1. Ejaan van Ophuijsen


Pada tahun 1901 ejaan bahasa Melayu dengan huruf Latin, yang disebut Ejaan van Ophuijsen, ditetapkan. Ejaan tersebut dirancang oleh van Ophuijsen dibantu oleh Engku Nawawi Gelar Soetan Ma'moer dan Moehammad Taib Soetan Ibrahim. Hal-hal yang menonjol dalam ejaan ini adalah sebagai berikut.

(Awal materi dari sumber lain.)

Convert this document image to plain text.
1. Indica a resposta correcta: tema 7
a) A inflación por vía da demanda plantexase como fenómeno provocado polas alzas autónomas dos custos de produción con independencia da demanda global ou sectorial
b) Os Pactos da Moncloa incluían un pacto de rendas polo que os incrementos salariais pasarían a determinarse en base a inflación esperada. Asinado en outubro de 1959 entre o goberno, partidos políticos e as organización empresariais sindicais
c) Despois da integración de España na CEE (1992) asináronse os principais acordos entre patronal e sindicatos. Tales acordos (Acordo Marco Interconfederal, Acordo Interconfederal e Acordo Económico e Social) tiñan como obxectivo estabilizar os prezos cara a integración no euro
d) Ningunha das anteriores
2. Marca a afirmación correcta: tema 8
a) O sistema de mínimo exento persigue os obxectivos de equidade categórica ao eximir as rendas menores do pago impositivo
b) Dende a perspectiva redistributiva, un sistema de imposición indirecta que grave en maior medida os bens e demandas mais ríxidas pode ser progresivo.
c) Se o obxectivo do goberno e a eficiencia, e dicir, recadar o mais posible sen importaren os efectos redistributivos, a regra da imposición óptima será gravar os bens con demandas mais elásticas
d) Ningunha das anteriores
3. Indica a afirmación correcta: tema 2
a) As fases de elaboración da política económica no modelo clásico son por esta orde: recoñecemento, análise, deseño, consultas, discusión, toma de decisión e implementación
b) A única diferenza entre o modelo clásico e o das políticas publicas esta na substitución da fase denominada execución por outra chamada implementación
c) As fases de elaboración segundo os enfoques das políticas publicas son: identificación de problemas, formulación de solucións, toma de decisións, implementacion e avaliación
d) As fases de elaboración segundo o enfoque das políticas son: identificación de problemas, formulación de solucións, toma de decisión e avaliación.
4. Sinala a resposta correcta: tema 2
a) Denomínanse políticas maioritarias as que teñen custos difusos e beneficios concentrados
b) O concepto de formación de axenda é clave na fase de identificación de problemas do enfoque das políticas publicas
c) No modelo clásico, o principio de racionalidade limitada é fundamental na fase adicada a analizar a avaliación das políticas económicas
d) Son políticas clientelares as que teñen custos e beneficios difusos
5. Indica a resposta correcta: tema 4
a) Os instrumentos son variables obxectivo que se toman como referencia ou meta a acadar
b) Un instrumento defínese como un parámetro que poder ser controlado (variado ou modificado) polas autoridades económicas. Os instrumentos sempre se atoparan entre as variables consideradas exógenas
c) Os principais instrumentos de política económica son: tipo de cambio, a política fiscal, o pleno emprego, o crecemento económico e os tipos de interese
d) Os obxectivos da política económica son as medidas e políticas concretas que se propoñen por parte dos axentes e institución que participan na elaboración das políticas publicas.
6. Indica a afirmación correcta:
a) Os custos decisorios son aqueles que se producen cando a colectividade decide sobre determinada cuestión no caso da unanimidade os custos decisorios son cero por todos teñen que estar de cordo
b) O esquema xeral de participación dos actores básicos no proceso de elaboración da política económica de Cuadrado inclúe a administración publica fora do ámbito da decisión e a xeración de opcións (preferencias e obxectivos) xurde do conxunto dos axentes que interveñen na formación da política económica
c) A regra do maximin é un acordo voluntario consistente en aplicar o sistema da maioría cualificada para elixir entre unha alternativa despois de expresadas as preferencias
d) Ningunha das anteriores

Huruf j untuk menuliskan kata-kata jang, pajah, sajang.
Huruf oe untuk menuliskan kata-kata goeroe, itoe, oemoer.
Tanda diakritik, seperti koma ain dan tanda trema, untuk menuliskan kata-kata ma'moer, 'akal, ta', pa', dinamai'.



2. Ejaan Soewandi


Pada tanggal 19 Maret 1947 ejaan Soewandi diresmikan menggantikan ejaan van Ophuijsen. Ejaan baru itu oleh masyarakat diberi julukan ejaan Republik. Hal-hal yang perlu diketahui sehubungan dengan pergantian ejaan itu adalah sebagai berikut.


Huruf oe diganti dengan u, seperti pada guru, itu, umur.
Bunyi hamzah dan bunyi sentak ditulis dengan k, seperti pada kata-kata tak, pak, maklum, rakjat.
Kata ulang boleh ditulis dengan angka 2, seperti anak2, ber-jalan2, ke-barat2-an.
Awalan di- dan kata depan di kedua-duanya ditulis serangkai dengan kata yang mengikutinya, seperti kata depan di pada dirumah, dikebun, disamakan dengan imbuhan di- pada ditulis, dikarang.


3. Ejaan Melindo


Pada akhir 1959 sidang perutusan Indonesia dan Melayu (Slametmulyana-Syeh Nasir bin Ismail, Ketua) menghasilkan konsep ejaan bersama yang kemudian dikenal dengan nama Ejaan Melindo (Melayu-Indonesia). Perkembangan politik selama tahun-tahun berikutnya mengurungkan peresmian ejaan itu.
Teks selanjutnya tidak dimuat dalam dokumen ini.